Siemann admitted, a little sheepishly, that he and other elite athletes were aware of Cawthorn long before he ran for office. In fact, Cawthorn’s Instagram feed was a bit of a running joke. “[My teammates and I] would share whatever posts [Cawthorn] put up and be like, ‘Look at what batshit thing he said about the Paralympics this week.… The claims he was making were just so absurd, you have to find some humor in it.”

There is one real, identifiable race Cawthorn namedrops on Instagram: The Peachtree Road Race in Atlanta, which he described as “the biggest 10K in the world, which I anticipated to win.” It does bill itself as the world’s largest 10K, but Cawthorn was not likely to win. Multiple elite racers were slated to compete, including Daniel Romanchuk, who holds the world record for fastest wheelchair marathon in history. According to Siemann, Romanchuk is “arguably the fastest man in the world.”

Despite attracting elite racers, Peachtree is a relaxed affair, and is in no way qualifying for the US Paralympic Games. “It’s a turkey trot kind of thing,” explained Siemann, who has raced Peachtree multiple times. “People get up in the morning, you run your contest, and then it’s the Fourth of July. There’s no qualifications. If you want to sign up, you can sign up.”

The Peachtree Road Race is significant, because the Shepherd Center, a rehabilitation hospital in Atlanta, partners with the race to coordinate the logistics for the wheelchair division. The Shepherd Center primarily supports people with newly acquired spinal cord injuries, some of whom have gone on to become Paralympians. “People essentially learn the basics of how to be a person with a disability [at the Shepherd Center],” Siemann told me.

Halfway through the Peachtree Road Race, after what Siemann called “Cardiac Hill,” the route passes the Shepherd Center. “What’s really cool is [Shepherd Center staff] bring a bunch of younger patients to cheer you on. It’s a great opportunity for them to see what’s possible if you work hard and train,” Siemann said.

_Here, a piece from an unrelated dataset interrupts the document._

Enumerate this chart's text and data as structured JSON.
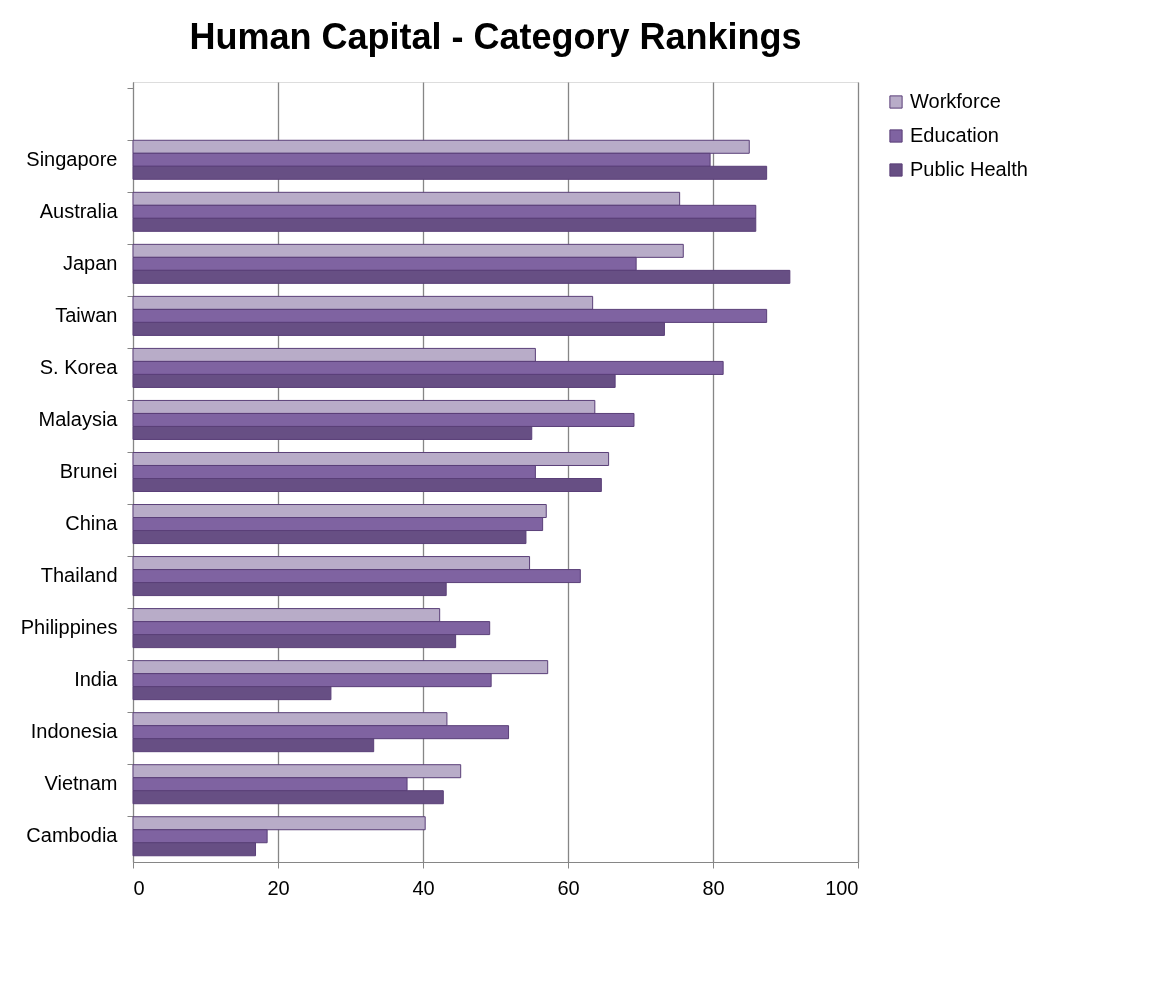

Multiple athletes expressed frustration, not just with Cawthorn but with the general ignorance of disability and athletics. If Cawthorn had claimed to be preparing for the 400 meters in the Summer Olympics, the press would have ridiculed him, but no one in media questioned his claims of training for the Paralympics. “There is such a lack of awareness about the Paralympic Movement,” Siemann said. “[People] don’t understand the time and effort and energy that Paralympic athletes put in their training. It’s an elite sport. You can’t just get in a racing chair. That’s really not how it works.”